Slow Dict comprehension

The compilation time doesn’t scale with N though:

julia> @time Dict{Symbol,Any}((Symbol(:a,i) => fill(float(i), 10) for i = 1:5_000_000));
  7.885567 seconds (35.03 M allocations: 2.072 GiB, 7.24% gc time, 0.22% compilation time)

julia> @time begin
                 p = Dict{Symbol,Any}()
                 for i = 1:5_000_000
                    p[Symbol(:a,i)] = fill(float(i), 10)
                 end
              end;
  7.877991 seconds (35.00 M allocations: 2.200 GiB)

So I would say you’re fine using a comprehension in practice. It’s unlikely you’ll have hundreds of these in your top-level script?

My hunch is that the reason that this particular for loop doesn’t require compilation is that the operations (looping over a range, assigning to a Dict{Symbol,Any}, fill(::Float64, ::Int) etc.) are all already compiled into the Base sysimage.

$ julia --sysimage-native-code=no
julia> @time begin
                 p = Dict{Symbol,Any}()
                 for i = 1:500
                    p[Symbol(:a,i)] = fill(float(i), 10)
                 end
              end;
  0.030967 seconds (4.89 k allocations: 307.391 KiB, 98.49% compilation time)
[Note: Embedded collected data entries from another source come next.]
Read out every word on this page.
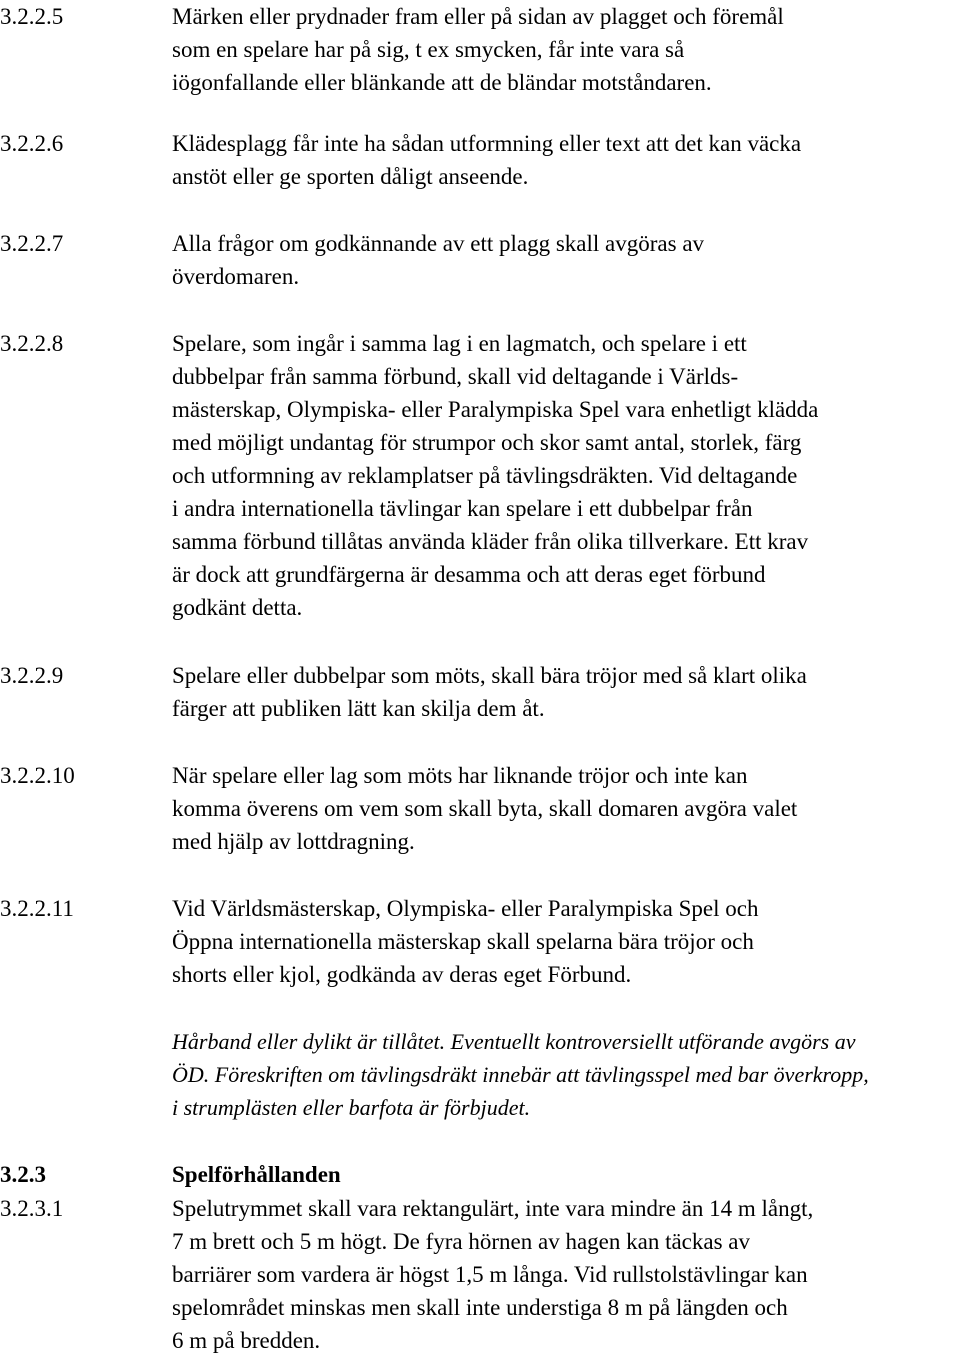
3.2.2.5	Märken eller prydnader fram eller på sidan av plagget och föremål
som en spelare har på sig, t ex smycken, får inte vara så
iögonfallande eller blänkande att de bländar motståndaren.
3.2.2.6	Klädesplagg får inte ha sådan utformning eller text att det kan väcka
anstöt eller ge sporten dåligt anseende.
3.2.2.7	Alla frågor om godkännande av ett plagg skall avgöras av
överdomaren.
3.2.2.8	Spelare, som ingår i samma lag i en lagmatch, och spelare i ett
dubbelpar från samma förbund, skall vid deltagande i Världs-
mästerskap, Olympiska- eller Paralympiska Spel vara enhetligt klädda
med möjligt undantag för strumpor och skor samt antal, storlek, färg
och utformning av reklamplatser på tävlingsdräkten. Vid deltagande
i andra internationella tävlingar kan spelare i ett dubbelpar från
samma förbund tillåtas använda kläder från olika tillverkare. Ett krav
är dock att grundfärgerna är desamma och att deras eget förbund
godkänt detta.
3.2.2.9	Spelare eller dubbelpar som möts, skall bära tröjor med så klart olika
färger att publiken lätt kan skilja dem åt.
3.2.2.10	När spelare eller lag som möts har liknande tröjor och inte kan
komma överens om vem som skall byta, skall domaren avgöra valet
med hjälp av lottdragning.
3.2.2.11	Vid Världsmästerskap, Olympiska- eller Paralympiska Spel och
Öppna internationella mästerskap skall spelarna bära tröjor och
shorts eller kjol, godkända av deras eget Förbund.
Hårband eller dylikt är tillåtet. Eventuellt kontroversiellt utförande avgörs av
ÖD. Föreskriften om tävlingsdräkt innebär att tävlingsspel med bar överkropp,
i strumplästen eller barfota är förbjudet.
3.2.3	Spelförhållanden
3.2.3.1	Spelutrymmet skall vara rektangulärt, inte vara mindre än 14 m långt,
7 m brett och 5 m högt. De fyra hörnen av hagen kan täckas av
barriärer som vardera är högst 1,5 m långa. Vid rullstolstävlingar kan
spelområdet minskas men skall inte understiga 8 m på längden och
6 m på bredden.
At the same time, the comprehension can’t be cached, because it constructs a unique iterator for each call, each of which have their own unique anonymous function that needs to be compiled:

julia> itr = (Symbol(:a,i) => fill(float(i), 10) for i = 1:500)
Base.Generator{UnitRange{Int64}, var"#3#4"}(var"#3#4"(), 1:500)

julia> itr = (Symbol(:a,i) => fill(float(i), 10) for i = 1:500)
Base.Generator{UnitRange{Int64}, var"#5#6"}(var"#5#6"(), 1:500)

Note var"#3#4" and var"#5#6".

4 Likes